No, the whole thing hangs on—that word "soul" means soul.
And from there we can see where the rest of the argument goes wrong.
Charlie, by rejecting the bribes of admission to an Ivy League school, can be said to have his soul intact, to have retained his autonomy, as we know that his action was freely chosen, and was not the result of self interest as it directly violates what would be in his self interest i.e. getting into an ivy league school.Well no. Because his soul is his and keeping it intact is in his self interest. If one choice is better than the other it is not because one choice is in his self interest and the other not but rather because some kinds of self interest are better for us than others.
And here we can see a very deep problem for someone like Kant. For if we pose the choice as being between maintaining an abstract concept such as autonomy and getting what we really want, what we really want is going to win out every time. That is why so many of the people who lecture us about climate change live in giant mansions.
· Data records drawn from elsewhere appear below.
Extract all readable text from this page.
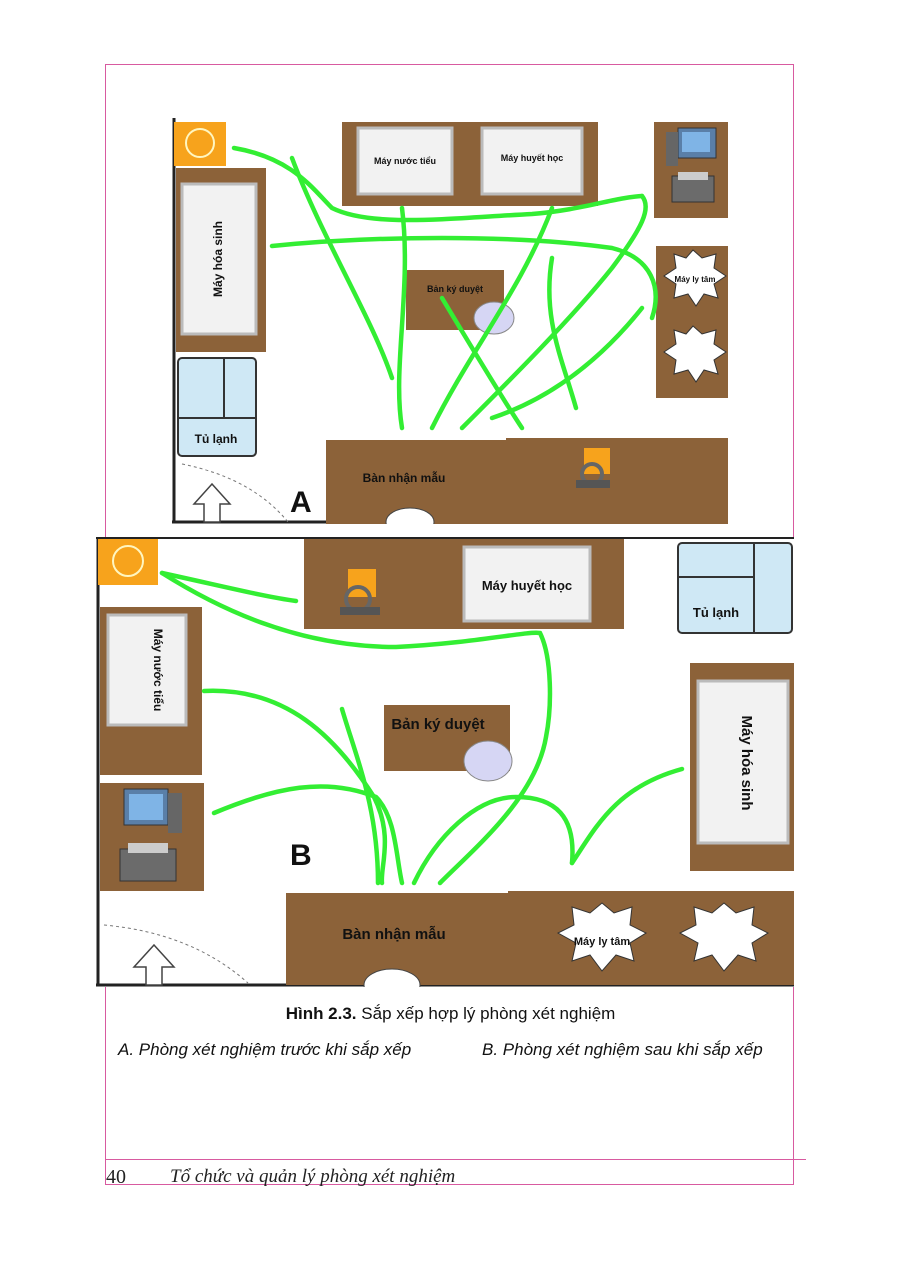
Máy nước tiểu	Máy huyết học
Máy hóa sinh
Tủ lạnh
Bản ký duyệt
Máy ly tâm
Bàn nhận mẫu
A
Máy huyết học
Tủ lạnh
Máy nước tiểu
Bản ký duyệt	Máy hóa sinh
Bàn nhận mẫu	Máy ly tâm
B
Hình 2.3. Sắp xếp hợp lý phòng xét nghiệm
A. Phòng xét nghiệm trước khi sắp xếp	B. Phòng xét nghiệm sau khi sắp xếp
40 Tổ chức và quản lý phòng xét nghiệm
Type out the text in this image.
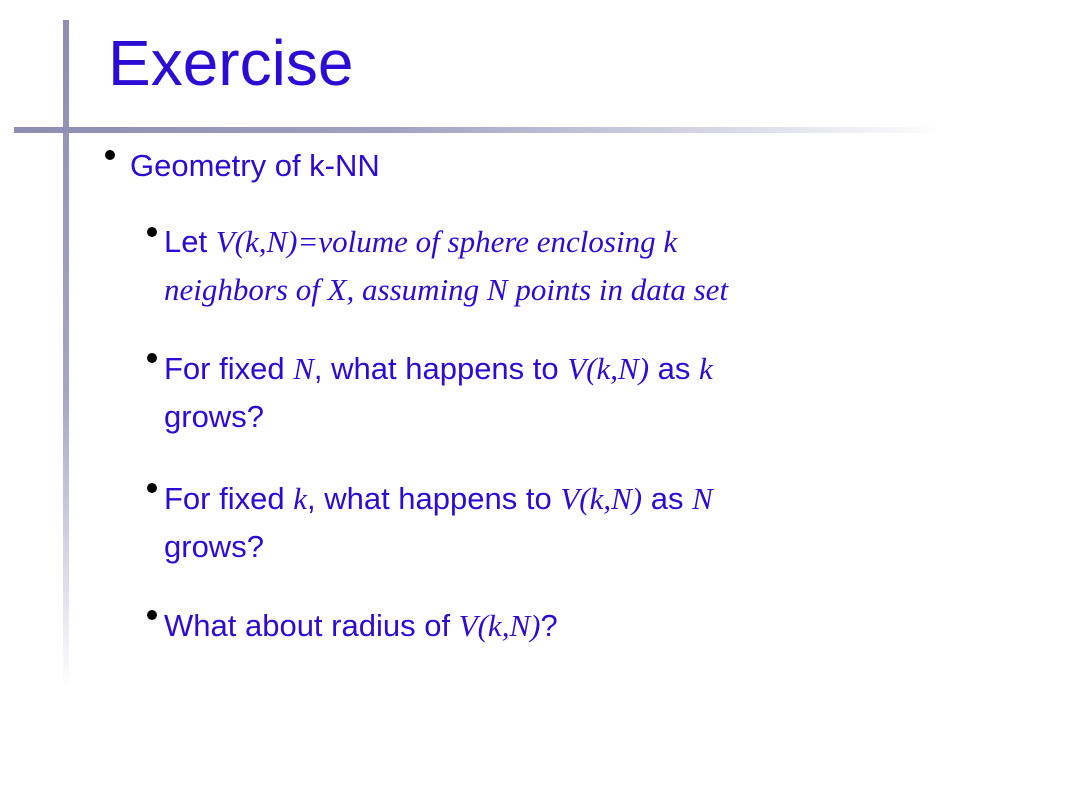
Exercise
Geometry of k-NN
Let V(k,N)=volume of sphere enclosing k
neighbors of X, assuming N points in data set
For fixed N, what happens to V(k,N) as k
grows?
For fixed k, what happens to V(k,N) as N
grows?
What about radius of V(k,N)?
(By the way, it's interesting that Hollywood keeps cranking out stories like this that essentially retell the story of the House Committee on Un-American Activities. For Hollywood's own conduct in those years was endlessly shameful and yet they keep making stories about people who bravely refuse to snitch. It's sort of like the guy who refused to serve in the war making a series of movies in which he plays a war hero.)